Concrètement, dans cette maison d’arrêt d’Agen, l’une des plus vieilles de France où vivent près de 150 détenus, hommes et femmes, la salle des commissions n’est pas grande. La citoyenne-assesseur siège à un bureau légèrement surélevé, entre le chef de détention et un surveillant, également assesseur. « Pendant ces commissions – écrit-elle – on est si proches les uns des autres que je peux entendre le souffle des détenus quand ils sont énervés. » Son livre reflète cette proximité. Les cas, les situations, les dialogues, l’apparence physique et le comportement des détenus sont décrits avec beaucoup de réalisme et de tact… Une plongée dans la vie quotidienne de ces hommes et femmes souvent très jeunes qui, ne bénéficiant plus de la liberté, ni de l’égalité, « doivent pouvoir compter – je cite – sur notre entière fraternité ».

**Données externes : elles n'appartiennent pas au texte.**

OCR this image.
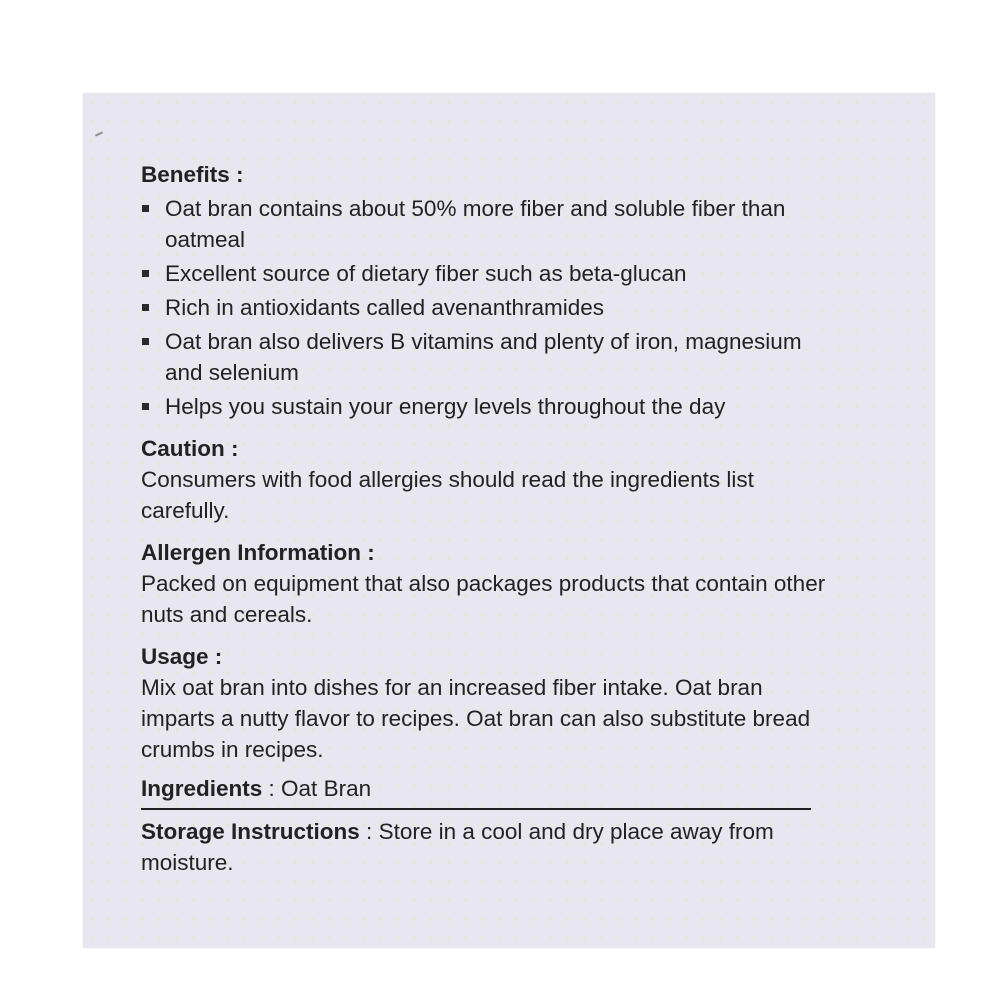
Benefits :
Oat bran contains about 50% more fiber and soluble fiber than oatmeal
Excellent source of dietary fiber such as beta-glucan
Rich in antioxidants called avenanthramides
Oat bran also delivers B vitamins and plenty of iron, magnesium and selenium
Helps you sustain your energy levels throughout the day
Caution :
Consumers with food allergies should read the ingredients list carefully.
Allergen Information :
Packed on equipment that also packages products that contain other nuts and cereals.
Usage :
Mix oat bran into dishes for an increased fiber intake. Oat bran imparts a nutty flavor to recipes. Oat bran can also substitute bread crumbs in recipes.
Ingredients : Oat Bran
Storage Instructions : Store in a cool and dry place away from moisture.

L’affaire n’est pas anodine. Outre le mitard, avec ou sans sursis, écoper d’une sanction disciplinaire peut priver un détenu de parloir, de travail s’il en a et donc de « cantine », c’est-à-dire de la possibilité d’acheter des produits de première nécessité, et surtout entraîner une suppression des crédits de réduction de peine. Après les violences, la détention ou le trafic de stupéfiants est l’incrimination la plus répandue. Mais la commission est surtout débordée par les téléphones portables. Tout comme Jean-Marie Delarue, le contrôleur général des prisons, Hélène Erlingsen-Creste estime qu’il faudrait les autoriser. Ça maintiendrait le lien des détenus avec l’extérieur et ça éviterait à la commission de discipline d’avoir à juger et rejuger les mêmes personnes pour les mêmes faits.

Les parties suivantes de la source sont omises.